Sabita naifu” (The Rusty Knife, 1958, directed by Masuda Toshio) is a noir film from the Nikkatsu studio with the then-big star singer and actor Ishihara Yûjirô (Crazed Fruit, I am Waiting, I Hate But Love), who sings the title song both at the beginning and at the end of the film. Ishihara played Tachibana, who served five years in prison for killing the rapist (he though singular, but learns there were others during the course of the movie) of his girlfriend. He has gone straight, running a marginally successful bar. He employs Makoto (Kobayashi Akira), who was in the Mishima gang with him. Makoto is having an affair with Shingo Mano (Shimizu Masao) whom Tachibana deplores as a “slut,” and who is happy to spend the hush money Makoto takes (even as Shimabara refuses it).

Both were witnesses to a murder of a politician that made to look like a suicide by hanging. They were with Shimabara (Shishido Jô before his already large cheeks were surgically increased in size) who threatened to go to the police if a new payment of hush money was not made to him. Early in the movie Shimabara is killed by Mishima gang members posing as policemen.

The local (Ukada, an industrial city on the western coast of Honshu) gang lord, Katsumata (Sugiura Naoki) impresses on Makoto and Shimabara the need for them to maintain their silence, as Katsumata’s determined but constantly frustrated nemesis, Prosecutor Karita (Yasui Shôji) pressures them, armed with a letter naming them as witnesses written by Shimabara to be sent if he did not return to his girlfriend in Tokyo.


Journalist Keika (Mie Kitahara, Ishihara’s frequent costar [Crazed Fruit, I Am Waiting; and, earlier, Carmen Falls in Love] Mie Kitahara] and eventual wife) overhears that her father might have been murdered and did not commit suicide. She tags along with Tachibana, who cooperates with Prosecutor Karita. The movie includes two very long fight scenes and a chase scene involving identical big trucks. The volatile Tachibana evolves from someone wanting to be left alone by both sides (legal and illegal) into someone crusading to avenge the dead girl despite having already served five years in prison for killing one of them. Ishihara turned in a nuanced performance, at first suppressing his anger and bitterness and eventually taking on finding the mastermind pulling Katsumata’s strings..


There is some awful back projection for a motorcycle ride of Makota and Shingo by daylight, but a satisfying noir look for most of the rest of the movie, including the scenes with the politician who tells Katsumata what to do, including killing Keika’s father.

“Rusty Knife” is part of a Criterion Nikkatsu Noir set that also includes “I Am Waiting.”


©2016, Stephen O. Murray

Which is more irrational, fear or complacency?

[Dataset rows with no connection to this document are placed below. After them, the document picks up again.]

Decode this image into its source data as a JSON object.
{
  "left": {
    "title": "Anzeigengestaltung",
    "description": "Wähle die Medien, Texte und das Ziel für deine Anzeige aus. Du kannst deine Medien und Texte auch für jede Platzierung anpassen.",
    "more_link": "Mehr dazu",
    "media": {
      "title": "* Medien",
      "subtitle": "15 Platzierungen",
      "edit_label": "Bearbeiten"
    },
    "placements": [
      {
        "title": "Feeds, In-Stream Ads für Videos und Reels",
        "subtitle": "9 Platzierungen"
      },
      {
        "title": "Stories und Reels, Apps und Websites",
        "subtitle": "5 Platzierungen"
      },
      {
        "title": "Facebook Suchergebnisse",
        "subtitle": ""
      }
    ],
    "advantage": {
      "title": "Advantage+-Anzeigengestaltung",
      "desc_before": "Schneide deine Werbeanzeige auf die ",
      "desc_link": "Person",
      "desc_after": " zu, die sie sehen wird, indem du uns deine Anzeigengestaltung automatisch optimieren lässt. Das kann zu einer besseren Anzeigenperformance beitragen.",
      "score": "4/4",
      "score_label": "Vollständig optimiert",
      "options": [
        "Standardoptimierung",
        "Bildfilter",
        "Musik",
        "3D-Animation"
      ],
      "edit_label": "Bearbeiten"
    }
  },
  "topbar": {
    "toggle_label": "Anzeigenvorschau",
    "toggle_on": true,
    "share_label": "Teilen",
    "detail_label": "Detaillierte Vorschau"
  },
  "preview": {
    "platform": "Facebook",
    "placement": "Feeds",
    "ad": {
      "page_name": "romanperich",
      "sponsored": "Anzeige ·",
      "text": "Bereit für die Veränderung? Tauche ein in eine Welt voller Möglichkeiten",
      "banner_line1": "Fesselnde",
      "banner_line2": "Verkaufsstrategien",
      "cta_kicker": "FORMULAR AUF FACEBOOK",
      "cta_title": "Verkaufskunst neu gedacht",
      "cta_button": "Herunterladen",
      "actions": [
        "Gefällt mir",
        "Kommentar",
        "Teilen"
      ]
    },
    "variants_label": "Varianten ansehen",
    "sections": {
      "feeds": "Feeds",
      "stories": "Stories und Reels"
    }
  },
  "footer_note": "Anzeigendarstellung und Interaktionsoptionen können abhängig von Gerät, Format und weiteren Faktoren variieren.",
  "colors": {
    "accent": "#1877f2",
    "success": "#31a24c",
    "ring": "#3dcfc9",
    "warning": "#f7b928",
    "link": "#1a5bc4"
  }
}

I consider Kurosawa Akira (1910-1998) the greatest filmmaker ever. Of the 32 feature films he directed, there is only one that I actively dislike (Dodesukaden from 1970, sometimes billed as “Clickety Clack”). The other ones that I don’t like are the version of his adaptation of Dosteovesky’s The Idiot, which Kurosawa believed was destroyed by the studio (“Hakuchi”, 1951), and “Donzo” (1957) his adaptation of Maxim Gorky’s play “Ne Dne” (The Lower Depths). One might infer from this that I don’t like Kurosawa doing Russian literary classics (I’m not sure that Vladimir Arsenyev’s Dersu Uzala qualifies as a literary classic, but not only is the book Russian, but so was Kurosawa’s film adaptation of it—which won a best foreign-language film for the then-USSR).

Rather than Russian sources being the problem, I think that Kurosawa’s cinematic exploration of the lumpen-proletariat were (1) unconvincing and (2) boring. Since the screenplay neither added to nor subtracted much from Gorky’s play and I also don’t like Jean Renoir’s 1936 adaptation of the play (as “Les Bas-fonds”), I blame Gorky more than Kurosawa (or Renoir).

Renoir transported the very Russian setting to France of the 1930s. Kurosawa transported it to some unspecified time late in the Edo era (the early 19th century, with the devolution of the Tokugawa Shogunate that included economic stagnation). The film is set-bound as no other Kurosawa film I’ve seen is. The closest the camera gets to escaping from the hovel where the characters live is the opening pan of nearly 360 degrees—which shows that the flophouse is next to a garbage dump (monks are shown dumping garbage directly on it). Three-fourths of the film is inside this flophouse, in which there is a central area and curtained-off individual spaces and in the courtyard between this dormitory and the landlord’s dwelling (into which the camera wanders briefly late in the film).

After that initial spin, the camera does not move much. There are few closeups—mostly mid-range shots of the down and out. I will not attempt to run through the set of stock figures (“characters”), only note that their poverty looks fake (do I mean “stylized”) to me. And none looks badly (or un-)fed. A particular yawner is the cliché of a prostitute with a “heart of gold” (played by Negishi Akemi [Red Beard]). And the drunken revelry rings very hollow to me, and, I think, to the denizens of the “lower depths.”


I don’t find their antics particularly funny, though Kurosawa considered Gorky’s play very funny. (Gorky himself considered he had written a protest play about desperately poor people; I am certain that he did not intend his play as a comedy, though I am less sure about Mother, his best-known novel, of which I saw a stage version with a comic Olympia Dukakis playing the title role.)

Probably because Mifune Toshirô was cast in it, the most interesting role (or performance) is his Sutekichi , a would-be yakusa, a petty thief with airs of being a serious gangster. Fujiwara Kamatari also manages to wring some pathos (and even an irony or two) out of his part as a failed actor.

There is a very melodramatic finale involving the landlord discovering Sutekichi’s long-running affair with his wife (Yamada Isuzu [the Lady Macbeth of “Throne of Blood”]), his wife discovering that Sutekichi is really in love with her younger sister (Kagawa Kyôko [Sansho, Madadayo]), etc., etc. To put it mildly, the finale of Kurosawa’s other 1947 adaptation of a play (Shakespeare’s “Macbeth” as “Throne of Blood”) is far more memorable. Indeed, the whole film is more memorable both visually and the performances (including Mifune’s).

I guess that Kurosawa wanted the viewer to experience claustrophobia, being trapped with the characters as they are with each other (though they do not seem to share the “Hell is [the] other people” of Sartre’s “No Exit”) and, indeed, seen to have sympathy and even solidarity with each other (for the most part). Kurosawa did not seem to find the one-note characters as irritating as I did. (But he did flatten them by filming with telephoto lenses, but he did that in other films, most notably in “Akahige” (Red Beard), a very long film that I love.

The Criterion edition includes more than half an hour from “Akira Kurosawa: It Is Wonderful to Create” and, like “Rashômon,” has a commentary track laid down by Kurosawa expert Donald Richie. Richie is interested in themes, the documentary in technical matters of building and photographing on the single set. (Actually, I found this more interesting than the film itself). Criterion also paired the Renoir and Kurosawa adaptations of Gorky’s play (Jean Gabin played the part Mifune would.)